40代半ばを過ぎると増えてくる、ちょっとした「もの忘れ」。よくあることだとスルーしがちだが、それは脳の衰えが始まっている重要なサインなのだ。しかし安心してほしい。脳内科医の著者によれば、何歳からでも脳は鍛えることができるのだという。脳の老化度を抑え、成長力を高める方法を伝授する。※本稿は、加藤俊徳『「名前が出てこない」「忘れっぽくなった」人のお助けBOOK』(主婦の友社)の一部を抜粋・編集したものです。
「もの忘れ」が増えてきたら要注意
脳の衰えの兆候が出ている!
40代半ばを過ぎると、若い頃より“もの忘れ”が多くなったり、仕事で小さなミスが続いたりするなど、日常のさまざまな場面で脳力の低下傾向を自覚することが多くなってきます。
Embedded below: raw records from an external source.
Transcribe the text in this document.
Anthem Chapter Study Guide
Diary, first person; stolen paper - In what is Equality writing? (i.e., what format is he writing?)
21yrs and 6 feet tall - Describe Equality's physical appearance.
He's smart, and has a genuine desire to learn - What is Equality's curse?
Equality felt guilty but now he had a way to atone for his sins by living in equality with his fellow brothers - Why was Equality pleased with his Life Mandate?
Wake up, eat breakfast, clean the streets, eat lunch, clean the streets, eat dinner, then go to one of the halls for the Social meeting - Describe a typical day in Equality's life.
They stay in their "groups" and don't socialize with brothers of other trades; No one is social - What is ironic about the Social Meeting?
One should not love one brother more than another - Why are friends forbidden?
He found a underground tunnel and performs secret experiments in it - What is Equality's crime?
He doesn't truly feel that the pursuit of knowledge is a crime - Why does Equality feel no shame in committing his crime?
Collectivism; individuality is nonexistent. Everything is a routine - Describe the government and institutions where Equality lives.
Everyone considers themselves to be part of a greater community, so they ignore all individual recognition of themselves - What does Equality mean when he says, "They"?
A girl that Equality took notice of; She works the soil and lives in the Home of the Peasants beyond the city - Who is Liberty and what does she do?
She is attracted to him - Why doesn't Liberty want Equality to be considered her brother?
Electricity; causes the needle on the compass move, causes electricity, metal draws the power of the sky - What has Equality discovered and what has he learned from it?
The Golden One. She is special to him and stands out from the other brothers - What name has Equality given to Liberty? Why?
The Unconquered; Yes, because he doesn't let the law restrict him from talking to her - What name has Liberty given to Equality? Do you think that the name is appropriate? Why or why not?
そんなちょっとした不安を抱えながらも、「気のせい」とか「誰にでもあること」とスルーしてしまっている人も多いでしょう。
しかし、どんなささいなことであっても、不安や心配があるなら、そこにはもう脳の衰えの兆候が出ていると思ったほうがいいのです。
たとえ「財布を忘れた」「約束を忘れていた」などの“うっかりもの忘れ”だったとしても、その頻度が高くなってきたら、最終的に認知症につながる脳の衰えの兆しだと疑うべきでしょう。
もっとも、そうした“うっかりもの忘れ”が自覚できるうちは、まだまだ大丈夫。もの忘れが多くなるのは、脳が正常な状態ではないということを示すサインではありますが、自覚できるうちはまだ端境期といえるからです。
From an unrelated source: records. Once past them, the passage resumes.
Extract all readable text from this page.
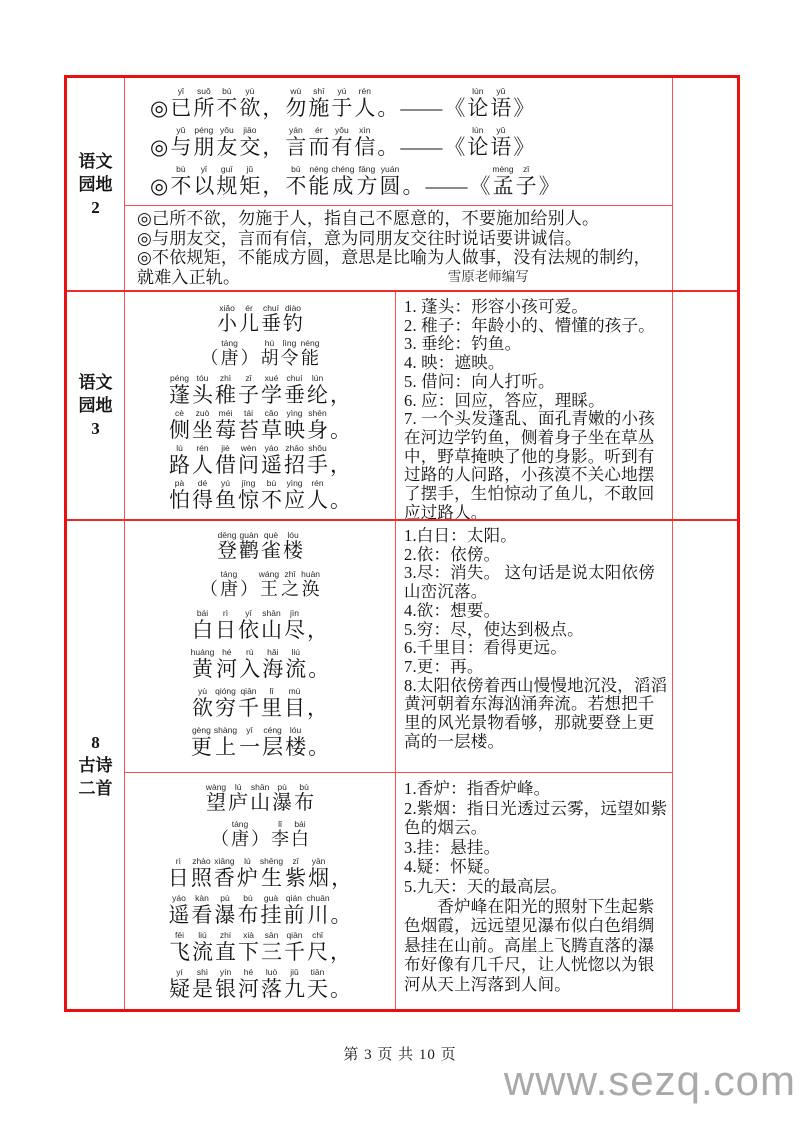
语文
园地
2
◎已yǐ所suǒ不bù欲yù，勿wù施shī于yú人rén。——《论lún语yǔ》
◎与yǔ朋péng友yǒu交jiāo，言yán而ér有yǒu信xìn。——《论lún语yǔ》
◎不bù以yǐ规guī矩jǔ，不bù能néng成chéng方fāng圆yuán。——《孟mèng子zǐ》
◎己所不欲，勿施于人，指自己不愿意的，不要施加给别人。
◎与朋友交，言而有信，意为同朋友交往时说话要讲诚信。
◎不依规矩，不能成方圆，意思是比喻为人做事，没有法规的制约，就难入正轨。	雪原老师编写
语文
园地
3
小xiǎo儿ér垂chuí钓diào
（ 唐táng） 胡hú令lìng能néng
蓬péng头tóu稚zhì子zǐ学xué垂chuí纶lún，
侧cè坐zuò莓méi苔tái草cǎo映yìng身shēn。
路lù人rén借jiè问wèn遥yáo招zhāo手shǒu，
怕pà得dé鱼yú惊jīng不bù应yìng人rén。
1. 蓬头：形容小孩可爱。
2. 稚子：年龄小的、懵懂的孩子。
3. 垂纶：钓鱼。
4. 映：遮映。
5. 借问：向人打听。
6. 应：回应，答应，理睬。
7. 一个头发蓬乱、面孔青嫩的小孩在河边学钓鱼，侧着身子坐在草丛中，野草掩映了他的身影。听到有过路的人问路，小孩漠不关心地摆了摆手，生怕惊动了鱼儿，不敢回应过路人。
8
古诗
二首
登dēng鹳guàn雀què楼lóu
（ 唐táng）王wáng之zhī涣huàn
白bái日rì依yī山shān尽jìn，
黄huáng河hé入rù海hǎi流liú。
欲yù穷qióng千qiān里lǐ目mù，
更gèng上shàng一yī层céng楼lóu。
1.白日：太阳。
2.依：依傍。
3.尽：消失。 这句话是说太阳依傍山峦沉落。
4.欲：想要。
5.穷：尽，使达到极点。
6.千里目：看得更远。
7.更：再。
8.太阳依傍着西山慢慢地沉没，滔滔黄河朝着东海汹涌奔流。若想把千里的风光景物看够，那就要登上更高的一层楼。
望wàng庐lú山shān瀑pù布bù
（ 唐táng） 李lǐ白bái
日rì照zhào香xiāng炉lú生shēng紫zǐ烟yān，
遥yáo看kàn瀑pù布bù挂guà前qián川chuān。
飞fēi流liú直zhí下xià三sān千qiān尺chǐ，
疑yí是shì银yín河hé落luò九jiǔ天tiān。
1.香炉：指香炉峰。
2.紫烟：指日光透过云雾，远望如紫色的烟云。
3.挂：悬挂。
4.疑：怀疑。
5.九天：天的最高层。
　　香炉峰在阳光的照射下生起紫色烟霞，远远望见瀑布似白色绢绸悬挂在山前。高崖上飞腾直落的瀑布好像有几千尺，让人恍惚以为银河从天上泻落到人间。
第 3 页 共 10 页
www.sezq.com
これは、下の図-1でいうならSCD(自覚的認知機能低下)までの状態。MCI(軽度認知障害)以降になると、そもそも、もの忘れしている自覚もない場合がほとんどですから、脳の機能を回復させることは難しくなります。
当然、アルツハイマー型認知症と診断されてしまうと、進行の程度にかかわらず、脳はほぼ成長しません。
したがって、少しでも脳の衰えを感じるなら、もの忘れが多くならないよう、自覚があるうちに脳を鍛える対策をすることをおすすめします。

脳は鍛えれば
何歳からでも成長できる
私はこれまで脳内科医として認知症や発達障害の研究に携わり、1万人以上のMRI脳画像を分析して診断・治療を行ってきました。その結果、明らかになったのが「脳は何歳になっても成長する」ということ。つまり、脳を鍛えるのは歳をとってからでも遅くないということです。
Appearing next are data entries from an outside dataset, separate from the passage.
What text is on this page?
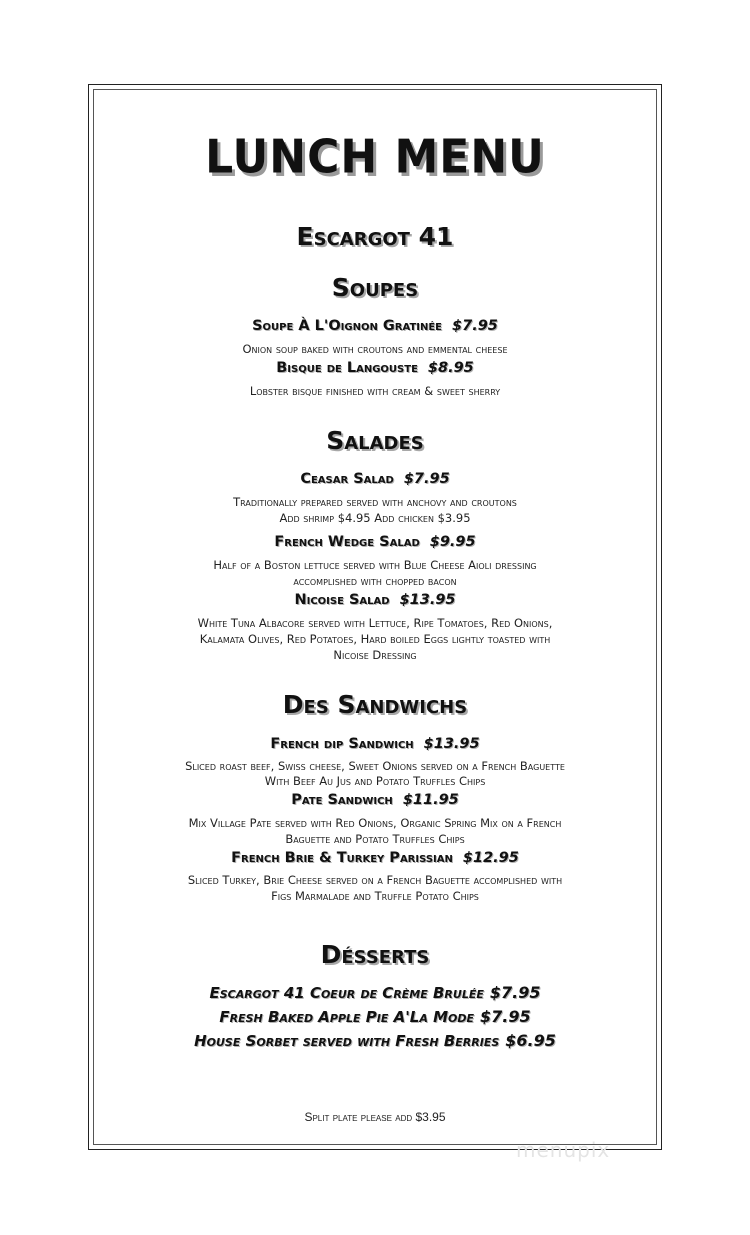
LUNCH MENU
Escargot 41
Soupes
Soupe À L'Oignon Gratinée $7.95
Onion soup baked with croutons and emmental cheese
Bisque de Langouste $8.95
Lobster bisque finished with cream & sweet sherry
Salades
Ceasar Salad $7.95
Traditionally prepared served with anchovy and croutons
Add shrimp $4.95 Add chicken $3.95
French Wedge Salad $9.95
Half of a Boston lettuce served with Blue Cheese Aioli dressing
accomplished with chopped bacon
Nicoise Salad $13.95
White Tuna Albacore served with Lettuce, Ripe Tomatoes, Red Onions,
Kalamata Olives, Red Potatoes, Hard boiled Eggs lightly toasted with
Nicoise Dressing
Des Sandwichs
French dip Sandwich $13.95
Sliced roast beef, Swiss cheese, Sweet Onions served on a French Baguette
With Beef Au Jus and Potato Truffles Chips
Pate Sandwich $11.95
Mix Village Pate served with Red Onions, Organic Spring Mix on a French
Baguette and Potato Truffles Chips
French Brie & Turkey Parissian $12.95
Sliced Turkey, Brie Cheese served on a French Baguette accomplished with
Figs Marmalade and Truffle Potato Chips
Désserts
Escargot 41 Coeur de Crème Brulée $7.95
Fresh Baked Apple Pie A'La Mode $7.95
House Sorbet served with Fresh Berries $6.95
Split plate please add $3.95
menupix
もの忘れが始まるのはだいたい40代後半からとされています。これは、記憶に関わる「海馬」という脳のほんの一部分に老化が現れただけで、脳全体が老化したわけではありません。
もともと、脳には一生かかっても使いきれないほどの数の神経細胞があり、私たちが使っているのはそのごく一部分。使われていなかった部分の神経細胞を覚醒させていけば、脳を成長させることも十分に可能なのです。